BÖRSE EXPRESS: Die makroökonomische und Top-Down-Analyse ist für Ihren Fonds entscheidend, vor allem was die Auswahl der Investment-Themen anbelangt. In welchen Märkten Greater Chinas sehen Sie hier die größten Chancen für die Zukunft?

MATTIA NOCERA: Die interessantesten Themen sind: 1.) Konsumwachstum wobei insbesondere jüngere Menschen qualitativ höherwertige Güter und Dienstleistungen (z.B. Tourismus) begehren. 2.) Modernisierung im Fertigungssektor (Automatisierung und Digitalisierung), die chinesische Industrieunternehmen zur globalen Marktführerpositionen führt. 3.) Medien- und Internetunternehmen: China ist heute führend in vielen Internetbereichen (Zahlungsdienstleistungen, soziale Medien sowie künstliche Intelligenz).

BÖRSE EXPRESS: Für die Auswahl der Aktien für Ihren Fonds spielt aber auch die Bottom-Up Analyse bzw. das Stock-Picking eine große Rolle. Wie gehen Sie hier genau vor?

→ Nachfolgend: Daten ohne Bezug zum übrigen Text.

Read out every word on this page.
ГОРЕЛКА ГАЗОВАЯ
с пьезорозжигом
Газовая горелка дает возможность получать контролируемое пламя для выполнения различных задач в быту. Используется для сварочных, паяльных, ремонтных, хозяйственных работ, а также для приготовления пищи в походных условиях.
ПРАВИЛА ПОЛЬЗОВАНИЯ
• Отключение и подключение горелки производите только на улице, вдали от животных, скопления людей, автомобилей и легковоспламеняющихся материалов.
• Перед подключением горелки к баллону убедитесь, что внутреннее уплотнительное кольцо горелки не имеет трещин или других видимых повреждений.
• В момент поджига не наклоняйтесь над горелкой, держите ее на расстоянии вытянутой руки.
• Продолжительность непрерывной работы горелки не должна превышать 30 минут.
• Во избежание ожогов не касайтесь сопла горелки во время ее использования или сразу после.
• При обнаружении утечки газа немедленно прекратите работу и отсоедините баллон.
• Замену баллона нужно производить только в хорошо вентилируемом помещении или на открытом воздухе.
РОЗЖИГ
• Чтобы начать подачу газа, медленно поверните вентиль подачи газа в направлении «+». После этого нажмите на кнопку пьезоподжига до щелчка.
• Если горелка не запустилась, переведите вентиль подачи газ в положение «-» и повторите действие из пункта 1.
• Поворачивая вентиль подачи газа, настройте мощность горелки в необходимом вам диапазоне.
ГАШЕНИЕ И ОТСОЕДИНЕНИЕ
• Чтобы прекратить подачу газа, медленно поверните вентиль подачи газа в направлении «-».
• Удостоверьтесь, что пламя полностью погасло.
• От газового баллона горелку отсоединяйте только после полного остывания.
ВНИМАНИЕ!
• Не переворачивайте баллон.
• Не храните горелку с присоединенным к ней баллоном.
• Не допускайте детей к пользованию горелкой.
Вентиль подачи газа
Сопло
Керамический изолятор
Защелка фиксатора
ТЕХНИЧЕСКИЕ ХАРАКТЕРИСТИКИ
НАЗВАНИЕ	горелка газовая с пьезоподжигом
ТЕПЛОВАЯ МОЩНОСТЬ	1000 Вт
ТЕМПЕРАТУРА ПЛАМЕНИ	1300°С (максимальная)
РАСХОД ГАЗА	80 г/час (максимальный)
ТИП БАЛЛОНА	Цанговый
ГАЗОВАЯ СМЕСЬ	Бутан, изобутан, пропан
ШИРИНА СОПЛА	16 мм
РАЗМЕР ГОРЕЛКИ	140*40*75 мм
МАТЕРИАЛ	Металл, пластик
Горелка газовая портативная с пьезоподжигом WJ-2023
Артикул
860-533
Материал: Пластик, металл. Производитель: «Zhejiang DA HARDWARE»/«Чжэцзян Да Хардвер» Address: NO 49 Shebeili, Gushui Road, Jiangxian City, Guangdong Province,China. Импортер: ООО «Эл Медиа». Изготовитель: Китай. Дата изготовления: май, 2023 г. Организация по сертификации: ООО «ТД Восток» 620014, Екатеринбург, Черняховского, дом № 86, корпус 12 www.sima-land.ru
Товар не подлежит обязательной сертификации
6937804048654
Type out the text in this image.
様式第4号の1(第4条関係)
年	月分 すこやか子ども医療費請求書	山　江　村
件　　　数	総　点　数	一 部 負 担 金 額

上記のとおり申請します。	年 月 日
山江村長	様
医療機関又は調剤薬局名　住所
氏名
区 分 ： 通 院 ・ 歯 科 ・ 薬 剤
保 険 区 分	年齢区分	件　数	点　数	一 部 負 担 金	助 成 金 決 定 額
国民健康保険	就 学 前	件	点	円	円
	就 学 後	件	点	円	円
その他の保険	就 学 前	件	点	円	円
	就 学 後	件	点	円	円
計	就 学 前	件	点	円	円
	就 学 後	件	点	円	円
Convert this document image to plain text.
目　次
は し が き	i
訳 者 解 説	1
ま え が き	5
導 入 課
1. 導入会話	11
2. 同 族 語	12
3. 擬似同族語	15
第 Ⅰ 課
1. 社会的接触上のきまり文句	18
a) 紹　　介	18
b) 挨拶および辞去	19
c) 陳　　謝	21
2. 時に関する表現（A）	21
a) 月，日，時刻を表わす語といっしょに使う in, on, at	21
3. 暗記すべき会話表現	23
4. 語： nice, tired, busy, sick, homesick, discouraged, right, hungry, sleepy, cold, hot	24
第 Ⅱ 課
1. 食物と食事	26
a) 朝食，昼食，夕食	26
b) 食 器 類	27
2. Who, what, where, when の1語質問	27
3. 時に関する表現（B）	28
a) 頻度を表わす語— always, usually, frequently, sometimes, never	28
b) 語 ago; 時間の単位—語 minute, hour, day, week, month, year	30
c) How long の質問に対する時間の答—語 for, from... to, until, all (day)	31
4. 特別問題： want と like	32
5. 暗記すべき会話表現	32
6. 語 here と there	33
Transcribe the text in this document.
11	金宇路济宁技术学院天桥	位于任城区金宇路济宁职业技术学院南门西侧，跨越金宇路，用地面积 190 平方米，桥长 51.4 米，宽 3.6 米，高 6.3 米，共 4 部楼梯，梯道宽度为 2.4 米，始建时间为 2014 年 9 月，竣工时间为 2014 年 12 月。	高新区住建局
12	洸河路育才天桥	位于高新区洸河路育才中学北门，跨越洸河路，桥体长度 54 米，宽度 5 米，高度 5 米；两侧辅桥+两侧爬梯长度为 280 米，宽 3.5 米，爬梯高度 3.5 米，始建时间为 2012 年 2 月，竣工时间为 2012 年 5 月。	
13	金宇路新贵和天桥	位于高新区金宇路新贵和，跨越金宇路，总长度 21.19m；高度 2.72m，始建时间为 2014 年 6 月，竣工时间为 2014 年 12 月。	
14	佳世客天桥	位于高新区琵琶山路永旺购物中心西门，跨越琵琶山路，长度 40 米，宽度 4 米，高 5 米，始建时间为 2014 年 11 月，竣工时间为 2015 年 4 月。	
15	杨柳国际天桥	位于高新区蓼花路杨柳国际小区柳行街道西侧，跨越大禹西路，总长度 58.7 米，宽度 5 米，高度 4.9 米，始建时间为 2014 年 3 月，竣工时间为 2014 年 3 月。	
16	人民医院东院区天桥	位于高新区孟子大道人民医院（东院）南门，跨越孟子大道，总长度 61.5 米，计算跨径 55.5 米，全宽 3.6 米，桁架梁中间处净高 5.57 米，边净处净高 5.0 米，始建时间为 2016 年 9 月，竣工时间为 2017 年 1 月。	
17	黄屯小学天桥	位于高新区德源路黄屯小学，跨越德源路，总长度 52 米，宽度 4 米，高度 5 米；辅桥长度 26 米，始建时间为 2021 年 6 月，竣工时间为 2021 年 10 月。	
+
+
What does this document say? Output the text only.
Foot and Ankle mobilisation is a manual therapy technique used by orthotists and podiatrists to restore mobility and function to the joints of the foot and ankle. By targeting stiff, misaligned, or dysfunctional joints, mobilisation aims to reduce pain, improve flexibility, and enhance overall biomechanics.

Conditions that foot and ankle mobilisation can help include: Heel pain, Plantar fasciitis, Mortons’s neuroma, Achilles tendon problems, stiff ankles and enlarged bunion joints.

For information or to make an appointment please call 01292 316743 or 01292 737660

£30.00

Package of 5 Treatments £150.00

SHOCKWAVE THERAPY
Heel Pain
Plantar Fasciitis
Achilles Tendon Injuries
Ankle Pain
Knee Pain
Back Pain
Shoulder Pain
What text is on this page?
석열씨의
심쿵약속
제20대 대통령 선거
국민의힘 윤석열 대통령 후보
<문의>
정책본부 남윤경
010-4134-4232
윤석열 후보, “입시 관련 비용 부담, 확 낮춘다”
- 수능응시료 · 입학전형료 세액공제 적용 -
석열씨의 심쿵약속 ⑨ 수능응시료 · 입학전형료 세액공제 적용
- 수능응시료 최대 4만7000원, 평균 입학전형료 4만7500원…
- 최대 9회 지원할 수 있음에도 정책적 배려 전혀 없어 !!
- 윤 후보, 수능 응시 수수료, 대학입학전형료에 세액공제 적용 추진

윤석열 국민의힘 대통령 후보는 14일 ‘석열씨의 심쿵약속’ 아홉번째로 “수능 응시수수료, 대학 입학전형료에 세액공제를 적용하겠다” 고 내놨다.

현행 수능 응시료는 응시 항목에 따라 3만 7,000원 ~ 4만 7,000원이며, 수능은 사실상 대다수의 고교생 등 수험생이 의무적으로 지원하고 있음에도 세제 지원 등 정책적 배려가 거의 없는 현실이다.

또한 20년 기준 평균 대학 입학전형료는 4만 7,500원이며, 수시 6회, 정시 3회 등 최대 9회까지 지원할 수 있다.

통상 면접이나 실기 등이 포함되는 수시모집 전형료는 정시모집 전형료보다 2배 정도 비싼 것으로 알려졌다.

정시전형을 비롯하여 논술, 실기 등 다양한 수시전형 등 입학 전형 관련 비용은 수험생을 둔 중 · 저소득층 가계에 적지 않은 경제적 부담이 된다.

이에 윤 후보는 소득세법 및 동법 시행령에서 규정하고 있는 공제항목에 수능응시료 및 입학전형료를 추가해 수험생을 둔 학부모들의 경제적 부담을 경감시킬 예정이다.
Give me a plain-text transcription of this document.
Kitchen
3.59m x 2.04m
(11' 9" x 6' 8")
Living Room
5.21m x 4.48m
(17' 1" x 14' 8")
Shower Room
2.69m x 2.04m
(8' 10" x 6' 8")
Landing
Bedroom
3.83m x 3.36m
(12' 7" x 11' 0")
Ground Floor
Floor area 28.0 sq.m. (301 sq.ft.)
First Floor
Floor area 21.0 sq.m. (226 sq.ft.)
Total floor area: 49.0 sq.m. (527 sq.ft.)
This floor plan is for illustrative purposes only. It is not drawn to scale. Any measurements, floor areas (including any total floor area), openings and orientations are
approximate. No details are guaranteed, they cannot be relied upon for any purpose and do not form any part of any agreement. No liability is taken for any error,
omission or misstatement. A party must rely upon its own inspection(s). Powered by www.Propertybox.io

MATTIA NOCERA: Der Fonds verwendet eine Kombination von Bottom-Up und Top-Down Analyse. In der Analyse von Unternehmen werden auch Private Equity-Bewertungsmethoden verwendet. Wir konzentrieren uns auf Unternehmen mit starkem Wachstumspotenzial, hohen Eintrittsbarrieren, gutem Track Record, soliden Bilanzen, motiviertem Management, großen Wettbewerbsvorteilen sowie attraktiven Bewertungen. Typischerweise handelt es sich dabei um Marktführer in ihrem Segment.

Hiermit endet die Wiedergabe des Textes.